Yunan, Türk, Kıbrıs barış örgütlerinin birer kardeş örgüt olup ortak siyasi pozisyonlar alması niçin önemlidir?
Bu çok önemli. Çünkü bir yandan üç halkın ortak çıkar ve arzularını yansıtması, diğer yandan da üç ülkenin hükümetlerinin kendi halklarının zararına olan benzer siyasi pozisyonlar içerisine girmesi örgütleri ortak mücadeleye zorluyor. Örneğin Türk, Yunan ve Kıbrıs hükümetlerinin Gazzeye olan saldırıda aldıkları pasif siyasi tutum gibi. Bu üç ülke hükümetlerinin hiçbiri İsraile ve onun kendi ülkelerinde bulunan elçilerine yönelik hiçbir diplomatik protesto ve nota verme çabasında bulunmadı. Üç ülkenin de İsraille olan ekonomik, siyasi ve askeri işbirlikleri hiçbir şey olmamış gibi devam etti.
Üç ülkenin hükümetlerinin de Ortadoğu konusunda benzer siyasi tavır takındıklarından bahsettiniz. Fakat sanırım özellikle Filistin konusunda Erdoğanın ve AKP hükümetinin daha ileri bir rol oynama çabasını görmezden gelemeyiz.
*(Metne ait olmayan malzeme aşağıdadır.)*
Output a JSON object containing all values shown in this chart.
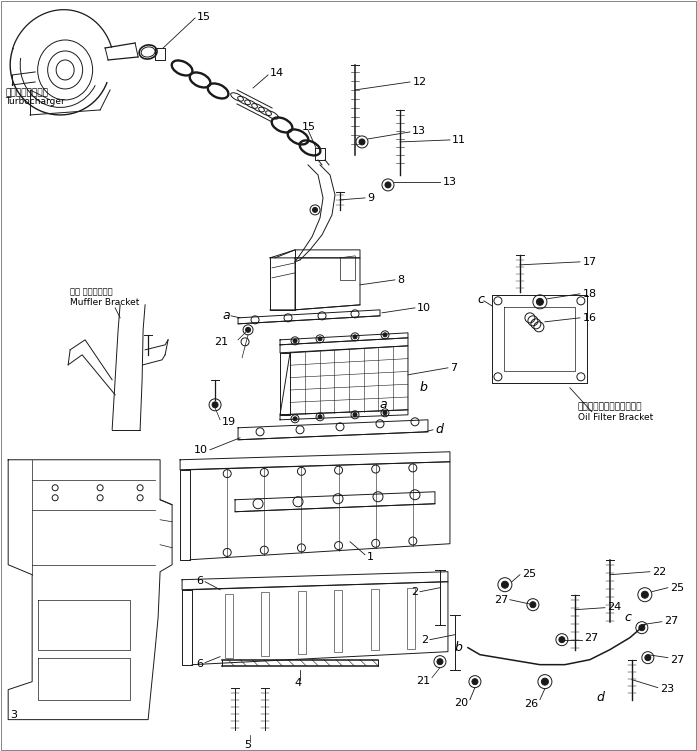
{
  "bg_color": "#ffffff",
  "fig_width": 6.97,
  "fig_height": 7.51,
  "dpi": 100,
  "lc": "#1a1a1a",
  "tc": "#000000",
  "lw": 0.7,
  "labels": {
    "turbocharger_jp": "ターボチャージャ",
    "turbocharger_en": "Turbocharger",
    "muffler_bracket_jp": "マフ ラブラケット",
    "muffler_bracket_en": "Muffler Bracket",
    "oil_filter_bracket_jp": "オイルフィルタブラケット",
    "oil_filter_bracket_en": "Oil Filter Bracket"
  }
}
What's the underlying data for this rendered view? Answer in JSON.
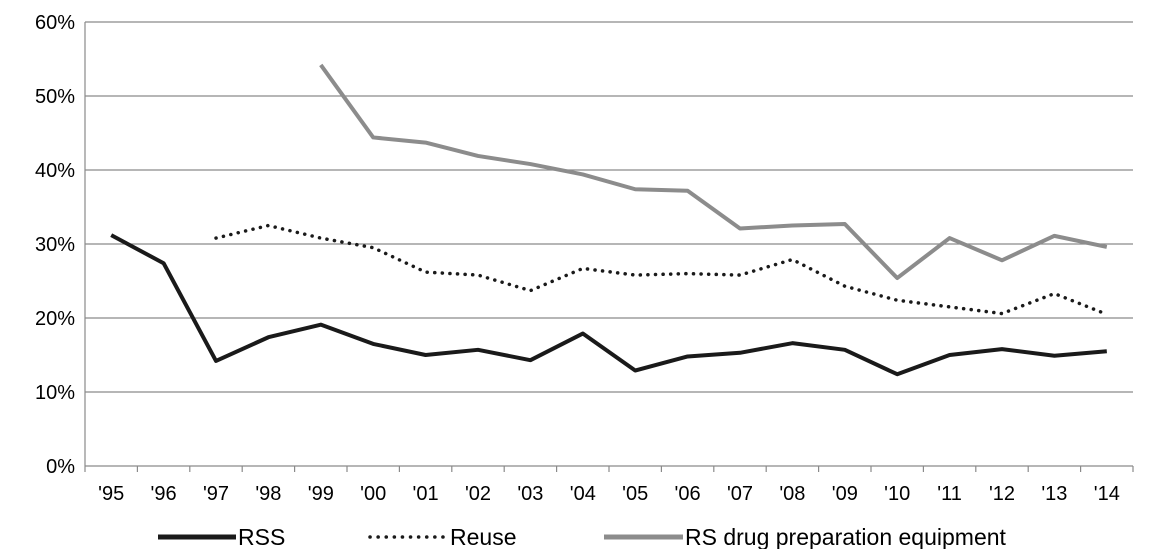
{
  "chart_data": {
    "type": "line",
    "title": "",
    "xlabel": "",
    "ylabel": "",
    "categories": [
      "'95",
      "'96",
      "'97",
      "'98",
      "'99",
      "'00",
      "'01",
      "'02",
      "'03",
      "'04",
      "'05",
      "'06",
      "'07",
      "'08",
      "'09",
      "'10",
      "'11",
      "'12",
      "'13",
      "'14"
    ],
    "y_ticks": [
      "0%",
      "10%",
      "20%",
      "30%",
      "40%",
      "50%",
      "60%"
    ],
    "ylim": [
      0,
      60
    ],
    "grid": true,
    "legend_position": "bottom",
    "series": [
      {
        "name": "RSS",
        "color": "#1a1a1a",
        "style": "solid",
        "values": [
          31.2,
          27.4,
          14.2,
          17.4,
          19.1,
          16.5,
          15.0,
          15.7,
          14.3,
          17.9,
          12.9,
          14.8,
          15.3,
          16.6,
          15.7,
          12.4,
          15.0,
          15.8,
          14.9,
          15.5
        ]
      },
      {
        "name": "Reuse",
        "color": "#1a1a1a",
        "style": "dotted",
        "values": [
          null,
          null,
          30.8,
          32.5,
          30.8,
          29.5,
          26.2,
          25.8,
          23.7,
          26.7,
          25.8,
          26.0,
          25.8,
          27.9,
          24.3,
          22.4,
          21.5,
          20.6,
          23.3,
          20.5
        ]
      },
      {
        "name": "RS drug preparation equipment",
        "color": "#8c8c8c",
        "style": "solid",
        "values": [
          null,
          null,
          null,
          null,
          54.2,
          44.4,
          43.7,
          41.9,
          40.8,
          39.4,
          37.4,
          37.2,
          32.1,
          32.5,
          32.7,
          25.4,
          30.8,
          27.8,
          31.1,
          29.6
        ]
      }
    ]
  }
}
Bu konu hakkında görüşleriniz nelerdir?
Öncelikle belirtmek isterim ki bu ikiyüzlü bir ahlaki ve siyasi bir oyundan başka bir şey değildir. Erdoğan uzun süredir Araplarla dostluğunu geliştirmek ve bölgede daha çok söz sahibi bir pozisyon almak için İslami unsurları çok iyi kullanıyor. Suriye meselesinde bu konuda çok başarılı oldu. Suriyelilerle dost olduktan sonra onları arkasından bıçakladı. Türkiye sermayesinin ve işadamlarının Suriye ile geliştirdiği ekonomik ilişkilerden sonra Suriyedeki silahlı terörist grupları finanse ederek halka ihanet ettiler. Erdoğan hükümetinin Suriyedeki mültecilere bu kadar çok para harcamasının nedeni kesinlikle insani sebeplerden değil, politik ve ekonomik sebeplerdendir. Erdoğan Suriyede ki radikal İslamcı grupları finanse ederek Türkiyeye doğru muazzam bir göç dalgası yaratmayı ve böylece Suriyeyi siyasi olarak istikrarsız hale getirmeyi hedefledi.
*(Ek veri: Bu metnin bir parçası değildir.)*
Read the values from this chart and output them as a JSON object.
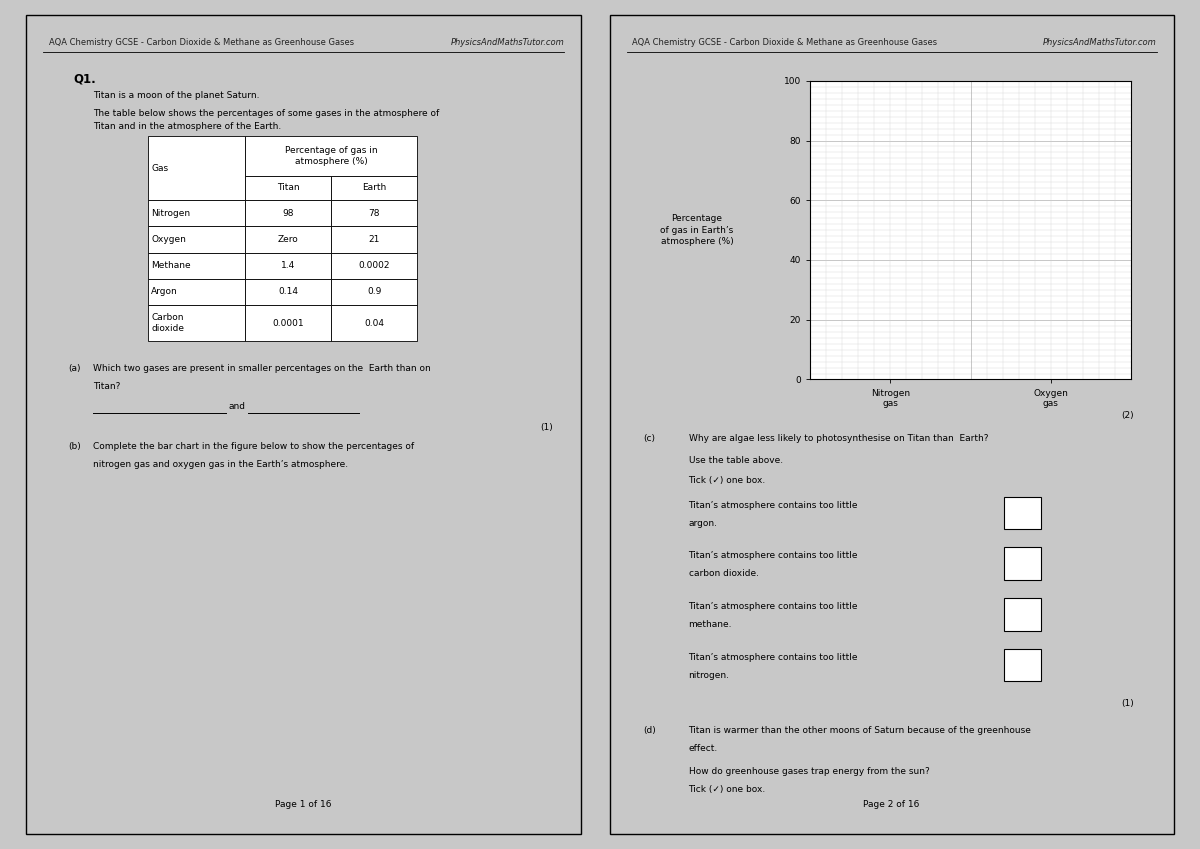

Suriye'deki iç savaşın Türkiye artık daha da içinde, hatta sokaklarında hissediyor. Kobanê'ye IŞİD saldırısı sonrası dünyanın birçok yerinde Kürtler sokaklara indi, parlamento binaları önünde eylem yaptı. Kürtler uluslararası kamuoyundan, koalisyon güçlerinden müdahale bekliyor. Kobanê ve Suriye'yi radikal islamcı gruplardan kurtaracak olan koalisyon devletleri midir?
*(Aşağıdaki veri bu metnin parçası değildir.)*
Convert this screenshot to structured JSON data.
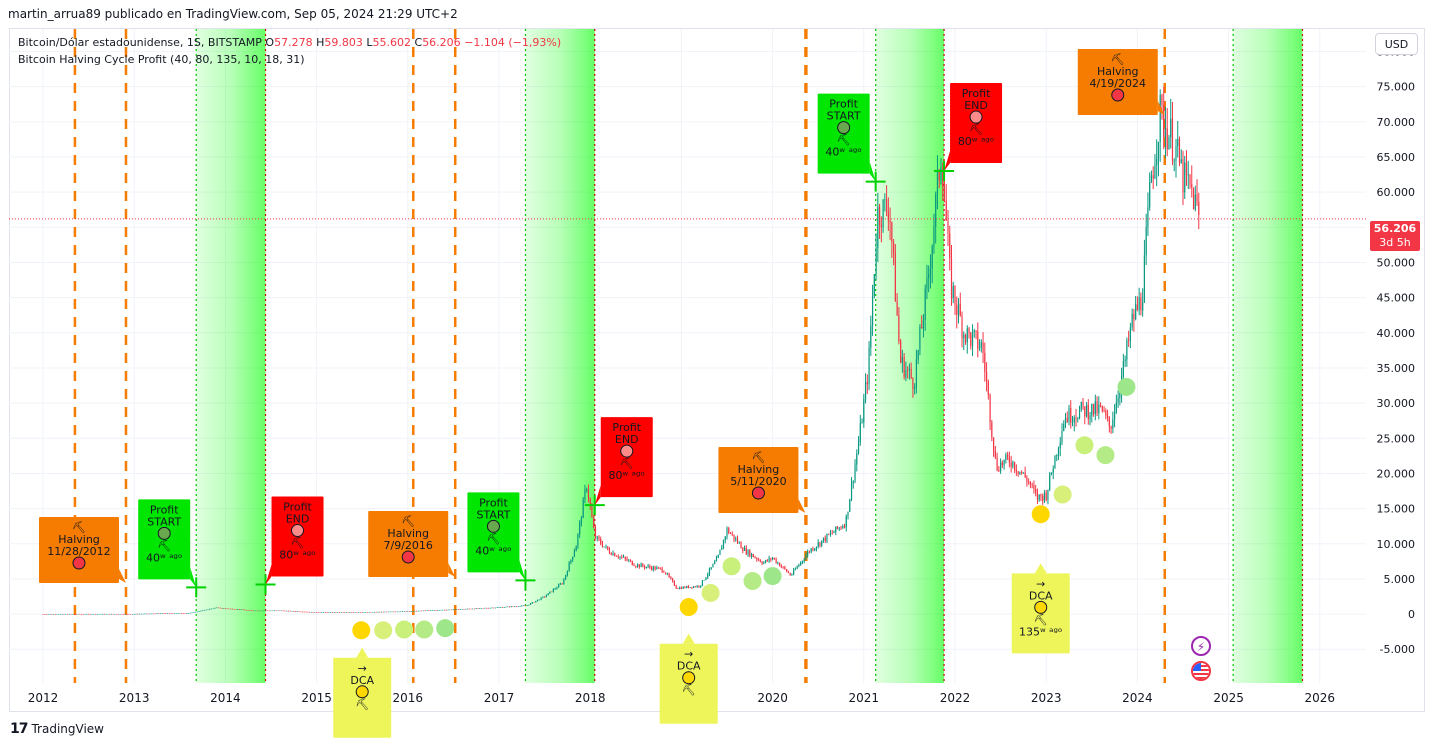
{
  "header": {
    "publisher": "martin_arrua89 publicado en TradingView.com, Sep 05, 2024 21:29 UTC+2"
  },
  "legend": {
    "symbol": "Bitcoin/Dólar estadounidense, 1S, BITSTAMP",
    "o_label": "O",
    "o_value": "57.278",
    "h_label": "H",
    "h_value": "59.803",
    "l_label": "L",
    "l_value": "55.602",
    "c_label": "C",
    "c_value": "56.206",
    "change": "−1.104 (−1,93%)",
    "indicator": "Bitcoin Halving Cycle Profit (40, 80, 135, 10, 18, 31)"
  },
  "currency_button": "USD",
  "last_price": {
    "value": "56.206",
    "countdown": "3d 5h"
  },
  "footer": {
    "logo": "17",
    "brand": "TradingView"
  },
  "colors": {
    "up": "#089981",
    "down": "#f23645",
    "halving": "#f57c00",
    "profit_start": "#00e600",
    "profit_end": "#ff0000",
    "dca": "#eef55a",
    "zone": "#00ff00",
    "axis_text": "#131722"
  },
  "icons": {
    "halving": "pickaxe-icon",
    "profit": "circle-icon",
    "dca": "arrow-right-icon",
    "flash": "lightning-icon",
    "flag": "us-flag-icon"
  },
  "chart_data": {
    "type": "candlestick",
    "title": "Bitcoin/Dólar estadounidense, 1S, BITSTAMP",
    "x_ticks": [
      "2012",
      "2013",
      "2014",
      "2015",
      "2016",
      "2017",
      "2018",
      "2019",
      "2020",
      "2021",
      "2022",
      "2023",
      "2024",
      "2025",
      "2026"
    ],
    "y_ticks": [
      "80.000",
      "75.000",
      "70.000",
      "65.000",
      "60.000",
      "55.000",
      "50.000",
      "45.000",
      "40.000",
      "35.000",
      "30.000",
      "25.000",
      "20.000",
      "15.000",
      "10.000",
      "5.000",
      "0",
      "-5.000"
    ],
    "ylim": [
      -9800,
      83200
    ],
    "price_path": [
      [
        2012.0,
        5
      ],
      [
        2012.5,
        8
      ],
      [
        2013.0,
        13
      ],
      [
        2013.3,
        100
      ],
      [
        2013.6,
        120
      ],
      [
        2013.9,
        900
      ],
      [
        2014.0,
        800
      ],
      [
        2014.3,
        500
      ],
      [
        2014.6,
        500
      ],
      [
        2015.0,
        250
      ],
      [
        2015.5,
        250
      ],
      [
        2016.0,
        400
      ],
      [
        2016.5,
        650
      ],
      [
        2017.0,
        950
      ],
      [
        2017.3,
        1200
      ],
      [
        2017.5,
        2500
      ],
      [
        2017.7,
        4500
      ],
      [
        2017.85,
        10000
      ],
      [
        2017.96,
        18500
      ],
      [
        2018.05,
        11000
      ],
      [
        2018.2,
        9000
      ],
      [
        2018.5,
        7000
      ],
      [
        2018.8,
        6300
      ],
      [
        2018.95,
        3700
      ],
      [
        2019.2,
        4000
      ],
      [
        2019.4,
        8000
      ],
      [
        2019.5,
        12000
      ],
      [
        2019.7,
        9000
      ],
      [
        2019.9,
        7300
      ],
      [
        2020.0,
        8000
      ],
      [
        2020.2,
        5500
      ],
      [
        2020.4,
        9000
      ],
      [
        2020.6,
        11000
      ],
      [
        2020.8,
        13000
      ],
      [
        2020.95,
        25000
      ],
      [
        2021.05,
        35000
      ],
      [
        2021.15,
        57000
      ],
      [
        2021.28,
        58000
      ],
      [
        2021.4,
        36000
      ],
      [
        2021.55,
        33000
      ],
      [
        2021.7,
        47000
      ],
      [
        2021.85,
        66000
      ],
      [
        2021.95,
        47000
      ],
      [
        2022.1,
        40000
      ],
      [
        2022.3,
        38000
      ],
      [
        2022.45,
        21000
      ],
      [
        2022.6,
        22000
      ],
      [
        2022.8,
        19000
      ],
      [
        2022.9,
        16500
      ],
      [
        2023.0,
        17000
      ],
      [
        2023.2,
        28000
      ],
      [
        2023.4,
        29000
      ],
      [
        2023.6,
        29000
      ],
      [
        2023.7,
        26500
      ],
      [
        2023.85,
        35000
      ],
      [
        2023.95,
        42000
      ],
      [
        2024.05,
        45000
      ],
      [
        2024.15,
        62000
      ],
      [
        2024.25,
        71000
      ],
      [
        2024.4,
        67000
      ],
      [
        2024.5,
        62000
      ],
      [
        2024.6,
        60000
      ],
      [
        2024.68,
        56206
      ]
    ],
    "halvings": [
      {
        "date": "11/28/2012",
        "x": 2012.91,
        "title": "Halving"
      },
      {
        "date": "7/9/2016",
        "x": 2016.52,
        "title": "Halving"
      },
      {
        "date": "5/11/2020",
        "x": 2020.36,
        "title": "Halving"
      },
      {
        "date": "4/19/2024",
        "x": 2024.3,
        "title": "Halving"
      }
    ],
    "extra_halving_lines": [
      2012.35,
      2016.06,
      2020.37,
      2024.3
    ],
    "profit_starts": [
      {
        "x": 2013.68,
        "price": 3800,
        "line1": "Profit",
        "line2": "START",
        "weeks": "40ʷ ᵃᵍᵒ"
      },
      {
        "x": 2017.29,
        "price": 4800,
        "line1": "Profit",
        "line2": "START",
        "weeks": "40ʷ ᵃᵍᵒ"
      },
      {
        "x": 2021.13,
        "price": 61500,
        "line1": "Profit",
        "line2": "START",
        "weeks": "40ʷ ᵃᵍᵒ"
      }
    ],
    "profit_ends": [
      {
        "x": 2014.44,
        "price": 4200,
        "line1": "Profit",
        "line2": "END",
        "weeks": "80ʷ ᵃᵍᵒ"
      },
      {
        "x": 2018.05,
        "price": 15500,
        "line1": "Profit",
        "line2": "END",
        "weeks": "80ʷ ᵃᵍᵒ"
      },
      {
        "x": 2021.88,
        "price": 63000,
        "line1": "Profit",
        "line2": "END",
        "weeks": "80ʷ ᵃᵍᵒ"
      }
    ],
    "zones": [
      [
        2013.68,
        2014.44
      ],
      [
        2017.29,
        2018.05
      ],
      [
        2021.13,
        2021.88
      ],
      [
        2025.05,
        2025.81
      ]
    ],
    "dca_labels": [
      {
        "x": 2015.5,
        "price": -6500,
        "line1": "DCA",
        "arrow": "→",
        "weeks": ""
      },
      {
        "x": 2019.08,
        "price": -4500,
        "line1": "DCA",
        "arrow": "→",
        "weeks": ""
      },
      {
        "x": 2022.94,
        "price": 5500,
        "line1": "DCA",
        "arrow": "→",
        "weeks": "135ʷ ᵃᵍᵒ"
      }
    ],
    "dca_dots": [
      {
        "x": 2015.49,
        "price": -2300,
        "color": "#ffd700"
      },
      {
        "x": 2015.73,
        "price": -2300,
        "color": "#d8f07a"
      },
      {
        "x": 2015.96,
        "price": -2200,
        "color": "#c8f07a"
      },
      {
        "x": 2016.18,
        "price": -2200,
        "color": "#b5eb86"
      },
      {
        "x": 2016.41,
        "price": -2000,
        "color": "#9ee68a"
      },
      {
        "x": 2019.08,
        "price": 1000,
        "color": "#ffd700"
      },
      {
        "x": 2019.32,
        "price": 3000,
        "color": "#d8f07a"
      },
      {
        "x": 2019.55,
        "price": 6800,
        "color": "#c8f07a"
      },
      {
        "x": 2019.78,
        "price": 4700,
        "color": "#b5eb86"
      },
      {
        "x": 2020.0,
        "price": 5400,
        "color": "#9ee68a"
      },
      {
        "x": 2022.94,
        "price": 14200,
        "color": "#ffd700"
      },
      {
        "x": 2023.18,
        "price": 17000,
        "color": "#d8f07a"
      },
      {
        "x": 2023.42,
        "price": 24000,
        "color": "#c8f07a"
      },
      {
        "x": 2023.65,
        "price": 22600,
        "color": "#b5eb86"
      },
      {
        "x": 2023.88,
        "price": 32300,
        "color": "#9ee68a"
      }
    ]
  }
}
Öncelikle Suriyede olan bana göre bir iç savaş değildir. Bölgede savaşan Suriyeli unsurlar da vardır elbet fakat şu anda Suriye halkı ikiye bölünmüş ve cepheleşmiş değildir. Şu anda Suriyede savaşan insanların çoğu diğer bölge ülkelerinden cihat savaşı için Suriyeye gelmiş insanlardan oluşmaktadır. Türkiye hükümeti bu konuda akıllı hareket ediyor ve birçok planını bir arada nihayete erdirmeye çalışıyor. Ve yine Türkiye hükümeti Suriyenin kuzeyine olan saldırıyı sadece izlemekle yetinerek, aynı zamanda kendi iç sorunu da olan Kürt sorununda elini güçlendirmeye çalışıyor. Amerika ve çeperinde oluşan koalisyona gelirsek, kim bu ülkeler? Suudi Arabistan mı kendi ülkesinde ürettiği demokrasiyi Ortadoğuya ihraç edecek? Suriye halkına demokrasiyi kim öğretecek? Monarşik rejimlere sahip Arap ülkeleri mi yoksa Yugoslavyadan Afganistana ve Iraka birçok ülkede bölge halklarına karşı saldırgan bir rol üstlenen Amerikamı? Yoksa Mali ve Orta Afrikada katliam üstüne katliam yapan Fransamı? Burada söz konusu olan sadece ve sadece politik, ekonomik ve coğrafi amaçlardır. Şu anda Suriyenin kuzeyindeki Kürt halkı çok ağır bedeller ödüyor. Eğer Kobanê düşerse bu bedellerin daha da ağırlaşacağı konusunda hiç şüphem yok. Erdoğanın ve emperyalist ülkelerin Kobanêdeki katliamı izlemesinin nedeni Suriyedeki Kürt güçlerini kendi yararlarına olan bir siyasi pozisyona itmektir. Kürtler seçilmiş ve hatta tekrar seçilmiş Suriyenin resmi hükümetine karşı bir pozisyon almaya zorlanmaktadır. Suriyeyi kurtaracak olan koalisyon güçleri değil, Suriye halkının vereceği karardır. Bu bağlamda WPC ve tüm dünyadaki barışseverler nasıl olur da Amerika ve onun müttefiklerinden, Erdoğan hükümetinden Suriyeye müdahale etmelerini ve Suriyeyi kurtarmalarını bekleyebilir. Elbette ki Türkiyedeki Kürtlerin duygularını ve hislerini anlıyoruz. Gün be gün sınırın karşı tarafında kendi kardeşlerinin katledilmesini izliyorlar. Ama aynı zamanda Türkiyedeki Kürtler anlamalı ki Erdoğan Kürtleri, Suriyelileri ve Türkleri kurtarabilecek kişi değildir, olmayacaktır da. Çünkü Erdoğan bölge halklarının iyiliği için değil, emperyalist planlar doğrultusunda geliştirdiği kendi programını uygulamak için çalışıyor.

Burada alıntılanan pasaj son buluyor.